Cranberry Cheesecake Spread
Course: Appetizers, DessertCuisine: AmericanDifficulty: Easy12
servings20
minutes35
minutes55
minutesServe this slightly sweet Cranberry Cheesecake as a spread for crackers or cookies. It makes a pretty and delicious holiday appetizer or light dessert.
Ingredients
1 Tablespoon butter
3 Tablespoons graham cracker crumbs
8 oz package cream cheese
5 oz container non-fat Greek yogurt
1 egg
1/4 cup firmly packed brown sugar
1 teaspoon vanilla
Bourbon Vanilla Cranberry Relish ( or other Cranberry Relish of your choice)
1/2 cup pecan pieces, toasted
Directions
- Preheat oven to 375F.
- Use 1 Tablespoon butter to generously grease the bottom and sides of a 6-inch spring form pan. Add the graham cracker crumbs, tilting and tapping until the crumbs thoroughly cover the bottom and sides of the pan. Set aside.
- In a small mixing bowl, beat the cream cheese until smooth. Add the yogurt and egg, beating until well combined. Add the brown sugar and vanilla. Continue mixing until smooth.
- Pour filling mixture into the prepared pan.
- Randomly drop 1/3 cup of the cranberry sauce on top of the cheesecake batter with a tablespoon. Tap the pan on the counter top to settle the batter. Insert a butter knife straight down into the batter, not quite touching the bottom of the pan, and drag it back and forth at 1 to 2 inch intervals, front to back then side to side. Repeat as necessary to achieve a marbled effect in the batter.
- Bake at 375F for 30-35 minutes or until done.
- Remove from oven and cool on a wire rack.
- Loosely cover and refrigerate until completely cooled, several hours or overnight.
- Remove sides of spring form pan.

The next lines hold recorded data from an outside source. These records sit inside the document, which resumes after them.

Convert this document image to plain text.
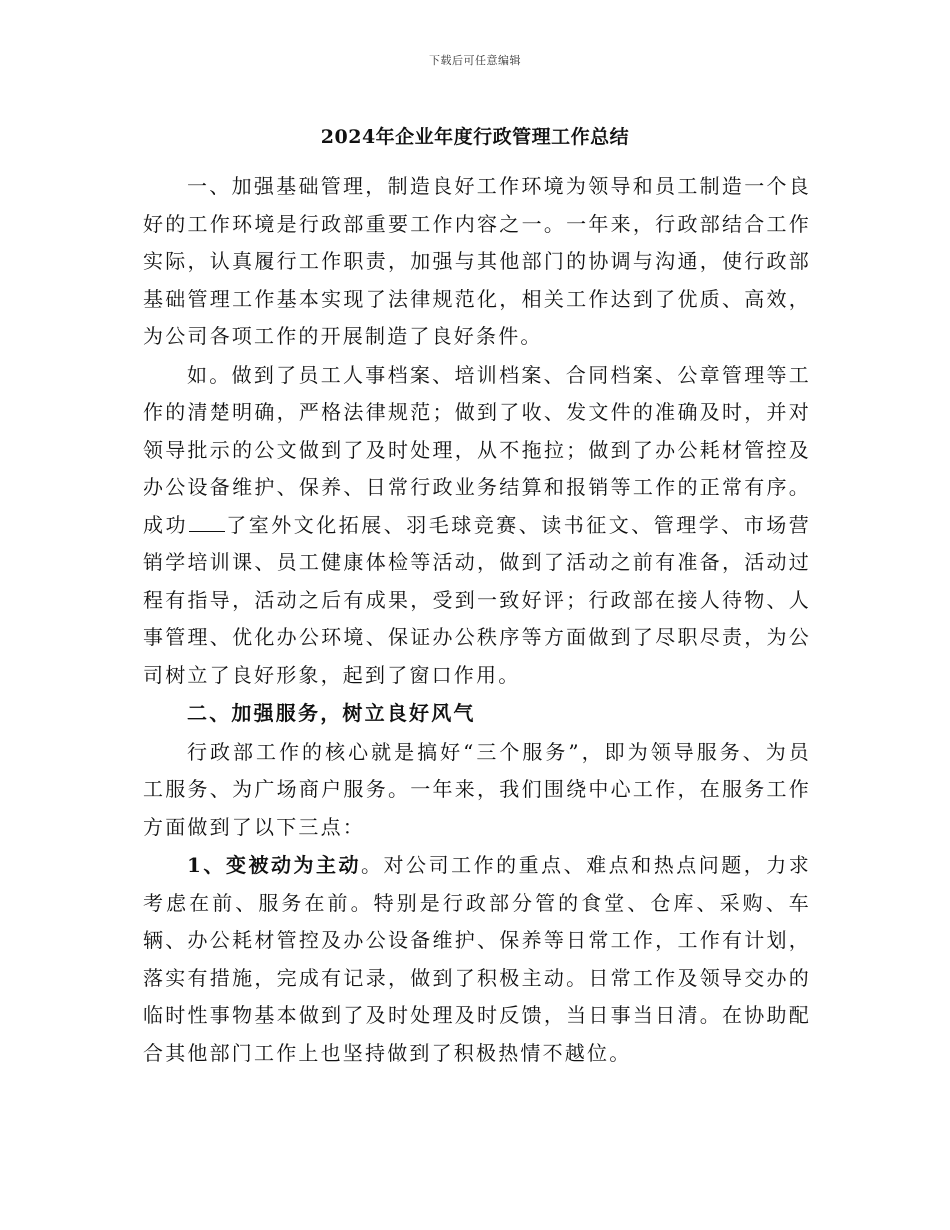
下载后可任意编辑
2024年企业年度行政管理工作总结

一、加强基础管理，制造良好工作环境为领导和员工制造一个良好的工作环境是行政部重要工作内容之一。一年来，行政部结合工作实际，认真履行工作职责，加强与其他部门的协调与沟通，使行政部基础管理工作基本实现了法律规范化，相关工作达到了优质、高效，为公司各项工作的开展制造了良好条件。

如。做到了员工人事档案、培训档案、合同档案、公章管理等工作的清楚明确，严格法律规范；做到了收、发文件的准确及时，并对领导批示的公文做到了及时处理，从不拖拉；做到了办公耗材管控及办公设备维护、保养、日常行政业务结算和报销等工作的正常有序。成功 了室外文化拓展、羽毛球竞赛、读书征文、管理学、市场营销学培训课、员工健康体检等活动，做到了活动之前有准备，活动过程有指导，活动之后有成果，受到一致好评；行政部在接人待物、人事管理、优化办公环境、保证办公秩序等方面做到了尽职尽责，为公司树立了良好形象，起到了窗口作用。

二、加强服务，树立良好风气

行政部工作的核心就是搞好“三个服务”，即为领导服务、为员工服务、为广场商户服务。一年来，我们围绕中心工作，在服务工作方面做到了以下三点：

1、变被动为主动。对公司工作的重点、难点和热点问题，力求考虑在前、服务在前。特别是行政部分管的食堂、仓库、采购、车辆、办公耗材管控及办公设备维护、保养等日常工作，工作有计划，落实有措施，完成有记录，做到了积极主动。日常工作及领导交办的临时性事物基本做到了及时处理及时反馈，当日事当日清。在协助配合其他部门工作上也坚持做到了积极热情不越位。
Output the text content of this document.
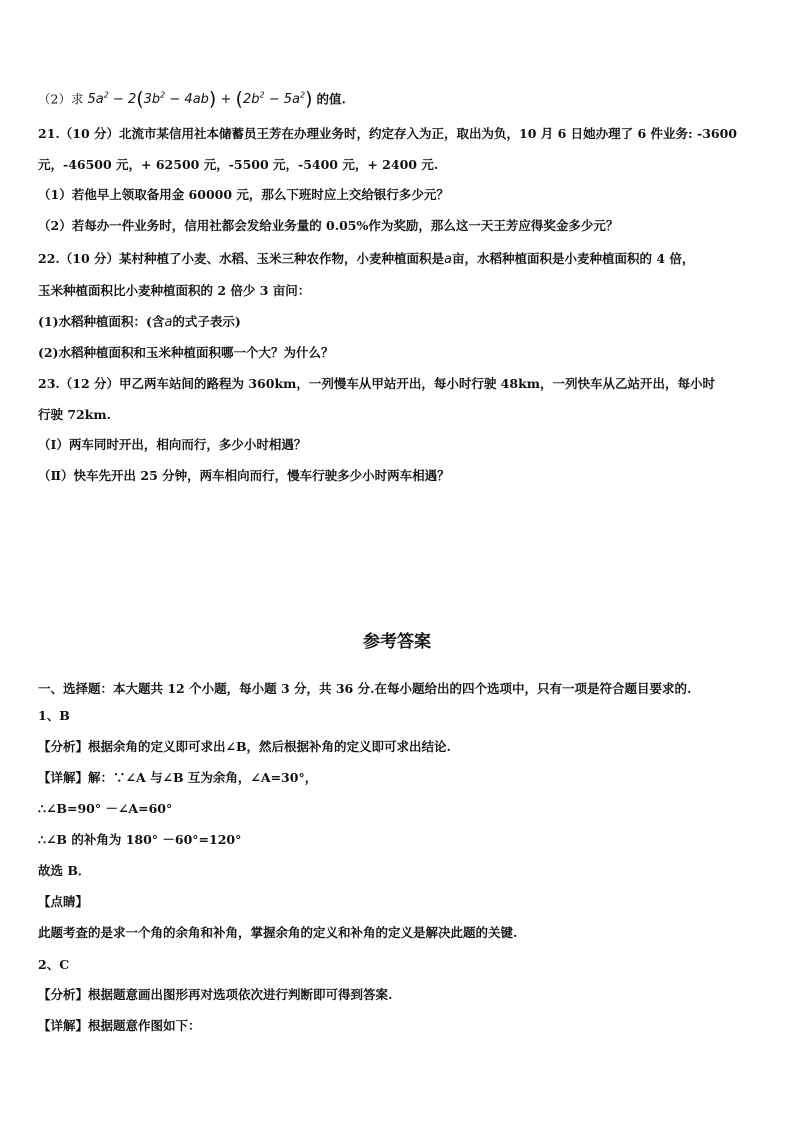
（2）求 $5a^2 - 2(3b^2 - 4ab) + (2b^2 - 5a^2)$ 的值.
21.（10 分）北流市某信用社本储蓄员王芳在办理业务时，约定存入为正，取出为负，10 月 6 日她办理了 6 件业务: -3600
元，-46500 元，+ 62500 元，-5500 元，-5400 元，+ 2400 元.
（1）若他早上领取备用金 60000 元，那么下班时应上交给银行多少元？
（2）若每办一件业务时，信用社都会发给业务量的 0.05%作为奖励，那么这一天王芳应得奖金多少元？
22.（10 分）某村种植了小麦、水稻、玉米三种农作物，小麦种植面积是a亩，水稻种植面积是小麦种植面积的 4 倍，
玉米种植面积比小麦种植面积的 2 倍少 3 亩问：
(1)水稻种植面积：(含a的式子表示)
(2)水稻种植面积和玉米种植面积哪一个大？为什么？
23.（12 分）甲乙两车站间的路程为 360km，一列慢车从甲站开出，每小时行驶 48km，一列快车从乙站开出，每小时
行驶 72km.
（Ⅰ）两车同时开出，相向而行，多少小时相遇？
（Ⅱ）快车先开出 25 分钟，两车相向而行，慢车行驶多少小时两车相遇？
参考答案
一、选择题：本大题共 12 个小题，每小题 3 分，共 36 分.在每小题给出的四个选项中，只有一项是符合题目要求的.
1、B
【分析】根据余角的定义即可求出∠B，然后根据补角的定义即可求出结论.
【详解】解：∵∠A 与∠B 互为余角，∠A=30°，
∴∠B=90° －∠A=60°
∴∠B 的补角为 180° －60°=120°
故选 B．
【点睛】
此题考查的是求一个角的余角和补角，掌握余角的定义和补角的定义是解决此题的关键.
2、C
【分析】根据题意画出图形再对选项依次进行判断即可得到答案.
【详解】根据题意作图如下：
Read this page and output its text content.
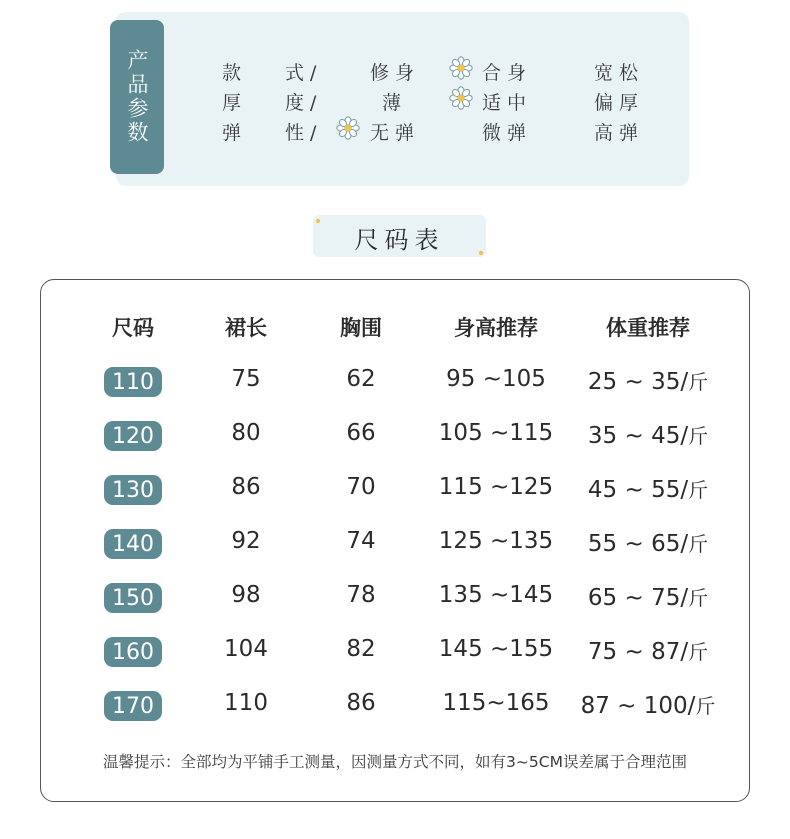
产品参数	款 式/	修身	合身	宽松
厚 度/	薄	适中	偏厚
弹 性/	无弹	微弹	高弹
尺码表
尺码	裙长	胸围	身高推荐	体重推荐
110	75	62	95 ~105	25 ~ 35/斤
120	80	66	105 ~115	35 ~ 45/斤
130	86	70	115 ~125	45 ~ 55/斤
140	92	74	125 ~135	55 ~ 65/斤
150	98	78	135 ~145	65 ~ 75/斤
160	104	82	145 ~155	75 ~ 87/斤
170	110	86	115~165	87 ~ 100/斤
温馨提示：全部均为平铺手工测量，因测量方式不同，如有3~5CM误差属于合理范围
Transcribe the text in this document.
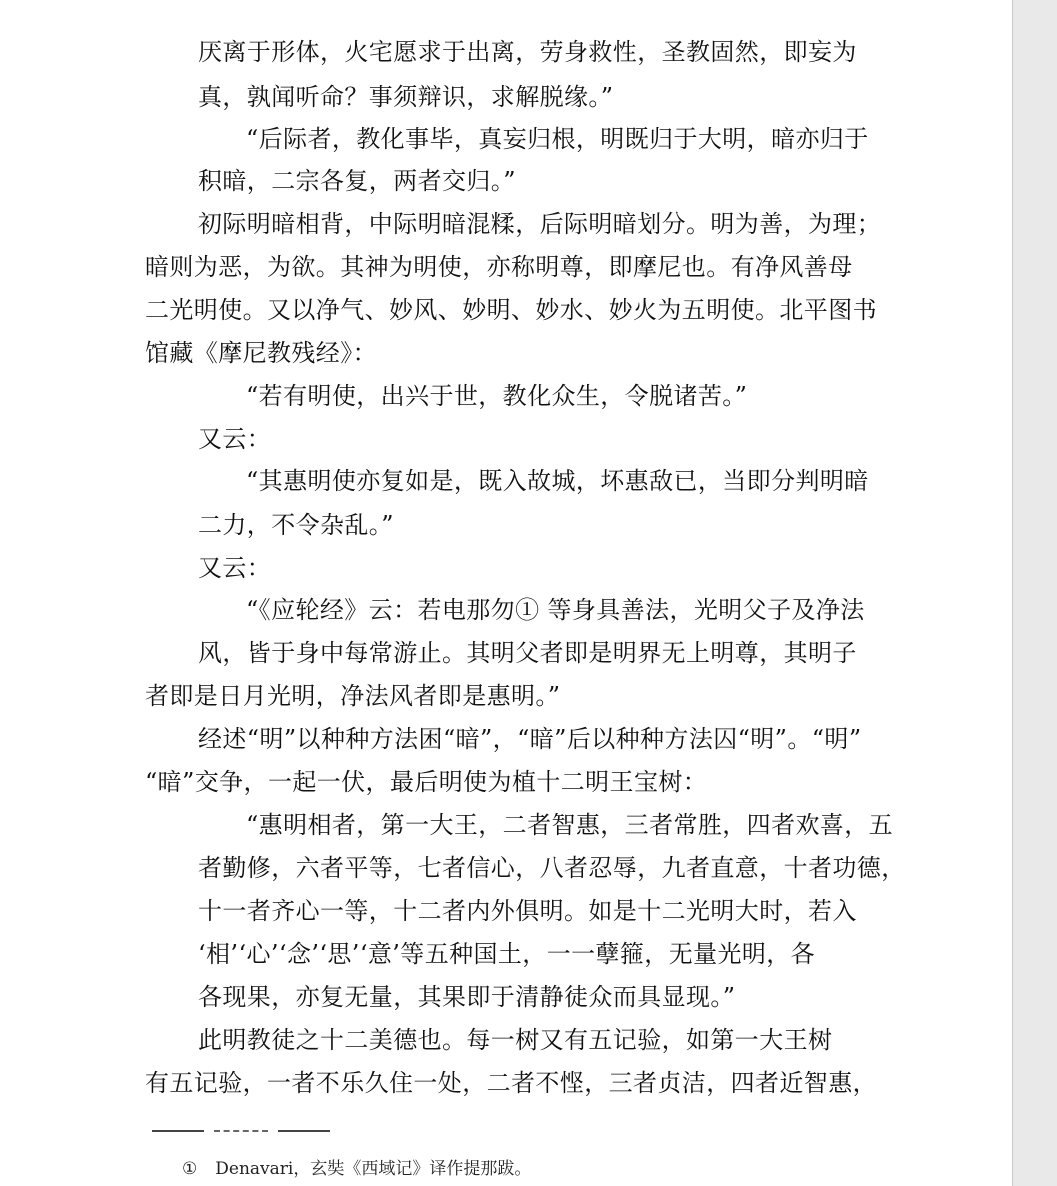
厌离于形体，火宅愿求于出离，劳身救性，圣教固然，即妄为

真，孰闻听命？事须辩识，求解脱缘。”

“后际者，教化事毕，真妄归根，明既归于大明，暗亦归于

积暗，二宗各复，两者交归。”

初际明暗相背，中际明暗混糅，后际明暗划分。明为善，为理；

暗则为恶，为欲。其神为明使，亦称明尊，即摩尼也。有净风善母

二光明使。又以净气、妙风、妙明、妙水、妙火为五明使。北平图书

馆藏《摩尼教残经》：

“若有明使，出兴于世，教化众生，令脱诸苦。”

又云：

“其惠明使亦复如是，既入故城，坏惠敌已，当即分判明暗

二力，不令杂乱。”

又云：

“《应轮经》云：若电那勿① 等身具善法，光明父子及净法

风，皆于身中每常游止。其明父者即是明界无上明尊，其明子

者即是日月光明，净法风者即是惠明。”

经述“明”以种种方法困“暗”，“暗”后以种种方法囚“明”。“明”

“暗”交争，一起一伏，最后明使为植十二明王宝树：

“惠明相者，第一大王，二者智惠，三者常胜，四者欢喜，五

者勤修，六者平等，七者信心，八者忍辱，九者直意，十者功德，

十一者齐心一等，十二者内外俱明。如是十二光明大时，若入

‘相’‘心’‘念’‘思’‘意’等五种国土，一一孽箍，无量光明，各

各现果，亦复无量，其果即于清静徒众而具显现。”

此明教徒之十二美德也。每一树又有五记验，如第一大王树

有五记验，一者不乐久住一处，二者不悭，三者贞洁，四者近智惠，

① Denavari，玄奘《西域记》译作提那跋。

Settle cheesecake onto a serving plate.
- Before serving top with remaining cranberry relish and pecans.
- Serve with ginger snaps, vanilla wafers, shortbread cookies or crackers.
- Enjoy!
Those bright berries are such a study in contrasts. Though of a singular color, a bag of fresh cranberries will generally contain a palate of rich hues. At least a few of the berries will sport shades of deep crimson. A few others are likely to be almost snow white. Their weight is also a puzzle. A bag of cranberries feels weighty in my hand yet the inside is light and pithy and, when dropped, they blithely skitter across my kitchen floor.
Yum! That looks very delicious! Love savory stuff like this! I can relate to the cranberry sauce in the shape of the can. I now make my own too, but growing up we wouldn't have recognized cranberries in any other form.
Very Unique! My family also did the cranberry can thing with the lines on the side. What a hoot!
I am in love with cranberries. The variety of dishes that one can make intrigues me…your dish intrigues me. I can already imagine the wonderful flavors. I made a sad appetizer to take to work last week…I have to make up for it. This will be it!
This is so pretty, I love that cranberry color every time. Happy Thanksgiving Lisa!
That was funny on the can shaped cranberry sauce. I know certain members of my family would prefer that too, instead of the yearly attempts I make to be creative with chutneys and interesting cranberry relishes.
How simple but OMG how festive and wonderful looking…
What a stunner!
This is a dangerous kind of dessert where you can have just a few gingersnaps with delicious cheesecake spread…or the whole thing with anbag of gingersnaps.
an alternate title could be "how to get people to eat cranberry sauce" because this would certainly do the trick. it looks amazing, lisa!
That is the perfect appetizer for Thanksgiving!
Wow, Lisa, this looks so, so good. I'm going to try it with the cranberry chutney recipe I just posted. This is so festive! I know what you mean about the canned cranberry jelly. Sometimes I like a big slice of it on a turkey sandwich.